SRINAGAR: Even as India emerges as the fastest-growing large economy in the world, Jammu and Kashmir has found itself at the top of a list it would rather avoid. According to the latest debt-at-risk analysis compiled by PRS Legislative Research and reported by Forbes India, the Union Territory now holds the highest debt-to-GDP ratio in the country, 51 per cent for the financial year 2025–26, the Indian Express reported.
The revelation comes at a time when the Indian economy has surpassed Japan to become the fourth-largest globally and is projected to overtake Germany within the next three years, according to NITI Aayog CEO B.V.R. Subrahmanyam. However, the fiscal picture across several Indian states and Union Territories tells a more uneven story, with regions like Jammu and Kashmir facing growing concerns about economic sustainability.
In stark contrast to fiscally disciplined states like Odisha, which reported the lowest debt-to-GDP ratio at just 12.7 per cent, Jammu and Kashmir’s elevated 51 per cent ratio signals potential long-term risks in managing public debt, especially in the face of limited private investment, high security-related expenditure, and a constrained local economy. The region also recorded a fiscal deficit of 5.6 per cent.
This fiscal stress comes amid the Centre’s recent decision to adopt the debt-to-GDP ratio as the key fiscal anchor from 2026–27 onwards, with a national target of reducing the ratio to 50±1 per cent by March 2031. For Jammu and Kashmir, already above this threshold, the policy shift could trigger stricter financial scrutiny and borrowing constraints in the future.
Jammu and Kashmir’s status as a Union Territory with a special administrative structure means that a large share of its expenditure is supported by central transfers. However, experts say the persistent gap between expenditure and revenue, limited local tax capacity, and a slow-growing economy have all contributed to its mounting debt burden. Capital-intensive infrastructure development, limited industrial base, and governance transitions since the revocation of its special status in 2019 have further compounded the fiscal challenges.
Other states with high debt burdens include Nagaland (47.8 per cent), Arunachal Pradesh (45.9 per cent), and Punjab (44.5 per cent). Interestingly, five of the top 10 high-debt states are from India’s northeast, underscoring the impact of structural economic disadvantages such as rugged geography, sparse populations, and weak industrial ecosystems.
Meanwhile, India’s economic trajectory at the national level remains bullish.
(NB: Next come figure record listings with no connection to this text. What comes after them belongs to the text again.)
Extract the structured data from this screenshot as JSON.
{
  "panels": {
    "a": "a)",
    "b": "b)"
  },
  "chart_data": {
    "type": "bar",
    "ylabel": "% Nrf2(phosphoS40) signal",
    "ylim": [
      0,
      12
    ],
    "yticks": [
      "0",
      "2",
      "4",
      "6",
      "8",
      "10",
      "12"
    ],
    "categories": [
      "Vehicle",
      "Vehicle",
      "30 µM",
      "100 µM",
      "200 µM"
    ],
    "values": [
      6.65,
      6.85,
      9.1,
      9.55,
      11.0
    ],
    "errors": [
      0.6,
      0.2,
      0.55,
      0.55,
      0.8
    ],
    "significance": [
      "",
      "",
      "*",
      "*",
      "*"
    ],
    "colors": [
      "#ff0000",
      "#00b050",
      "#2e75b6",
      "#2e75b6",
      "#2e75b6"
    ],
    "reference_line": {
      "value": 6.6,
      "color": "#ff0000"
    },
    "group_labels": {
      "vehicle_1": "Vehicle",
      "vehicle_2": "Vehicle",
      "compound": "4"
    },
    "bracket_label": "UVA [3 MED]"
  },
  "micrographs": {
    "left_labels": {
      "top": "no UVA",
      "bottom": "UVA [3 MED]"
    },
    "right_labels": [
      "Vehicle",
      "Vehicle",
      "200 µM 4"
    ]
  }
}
Yet the contrast between states like Gujarat (15.3 per cent debt-to-GDP), Maharashtra (18.4 per cent), and Karnataka (24.9 per cent) — all with robust manufacturing and service sectors — and debt-stressed regions like Jammu and Kashmir underscores the growing inter-state disparity in fiscal resilience.
For Jammu and Kashmir, the road ahead will require a mix of structural economic reform, revenue mobilisation, and disciplined expenditure, especially as the Union Territory aims to attract private investment and promote tourism and infrastructure as growth engines. But without a clear plan to rein in debt, the high debt-to-GDP ratio may restrict the UT’s capacity to fund development projects and access favourable borrowing terms in the future.